The "bicycle solution" is a dynamo that puts out a predictable voltage per
rpm, in this case 1 volt AC per 100 rpm. Thus, 2 volts = 200 rpm, 3 volts =
300 rpm etc. This is a great solution, if you can find the parts, and we did
(a dynamo-driven tach that reads to less than 1500 rpm, in our case, is
quite difficult to source in this day and age).
Fortunately, one tach we found works off DC as well, so it's easy to test
and calibrate. Stick a 1.5V battery on, it should read 150 rpm. A 9V battery
should read 900 RPM. We worried about "voltage drop" (it's a 35 ft wire run
from the engine room to the pilothouse, where the tach is installed), but
were told that the voltage won't drop, just the amperage.

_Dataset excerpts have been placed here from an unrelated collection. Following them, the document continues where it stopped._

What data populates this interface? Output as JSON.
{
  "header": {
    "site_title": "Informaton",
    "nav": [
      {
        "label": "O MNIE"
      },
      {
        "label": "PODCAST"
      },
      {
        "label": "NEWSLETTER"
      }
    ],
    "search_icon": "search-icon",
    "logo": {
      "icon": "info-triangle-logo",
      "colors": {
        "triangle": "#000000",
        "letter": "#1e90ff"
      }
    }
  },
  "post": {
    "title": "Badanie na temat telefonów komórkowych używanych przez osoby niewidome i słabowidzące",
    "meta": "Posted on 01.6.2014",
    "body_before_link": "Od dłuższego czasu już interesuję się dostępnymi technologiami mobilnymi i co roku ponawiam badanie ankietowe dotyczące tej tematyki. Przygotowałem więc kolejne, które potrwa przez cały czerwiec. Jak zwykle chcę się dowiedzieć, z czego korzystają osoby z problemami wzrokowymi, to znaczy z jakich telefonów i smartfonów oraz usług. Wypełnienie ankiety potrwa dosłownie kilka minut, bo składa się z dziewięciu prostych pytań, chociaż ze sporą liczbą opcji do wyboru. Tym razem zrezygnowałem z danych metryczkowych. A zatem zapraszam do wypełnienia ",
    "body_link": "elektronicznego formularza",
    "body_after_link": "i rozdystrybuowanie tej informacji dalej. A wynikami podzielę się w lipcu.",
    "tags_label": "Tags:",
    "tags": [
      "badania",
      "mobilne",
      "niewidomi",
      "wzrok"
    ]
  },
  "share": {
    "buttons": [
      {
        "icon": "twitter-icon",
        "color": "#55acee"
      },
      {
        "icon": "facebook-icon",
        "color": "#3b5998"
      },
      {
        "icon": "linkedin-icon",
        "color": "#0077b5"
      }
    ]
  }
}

I am told there are also optical sensor solutions for bicycles, but have not
personally laid my optics on one. Here's one for $28 (you have to provide
your own display):
http://secure.oatleyelectronics.com//product_info.php?products_id=230&osCsid
=d2745a6da3a340fe63be270e866d56bb
The motorcycle solution, also used in many cars, is a magnetic sensor, much
like those found in a gas engine spark distributor. Basically you mount a
stud on the flywheel or vibration damper, and the other is a 12V magnetic
pickup mounted directly above it. As the flywheel or damper spins, the stud
comes into proximity (close but doesn't touch) the magnetic pickup, which
senses the field and creates a pulse. The tach counts the pulses. This is
way more accurate than an alternator-type tach at low rpms.
In our case, for low rpms, we may need to use a motorcycle tach that reads
to 10,000 rpm and put ten studs, thus all we need to do is remove one zero.
You can pick up all the parts for this in any automotive junk shop.
We will probably end up with several of these and see which works best.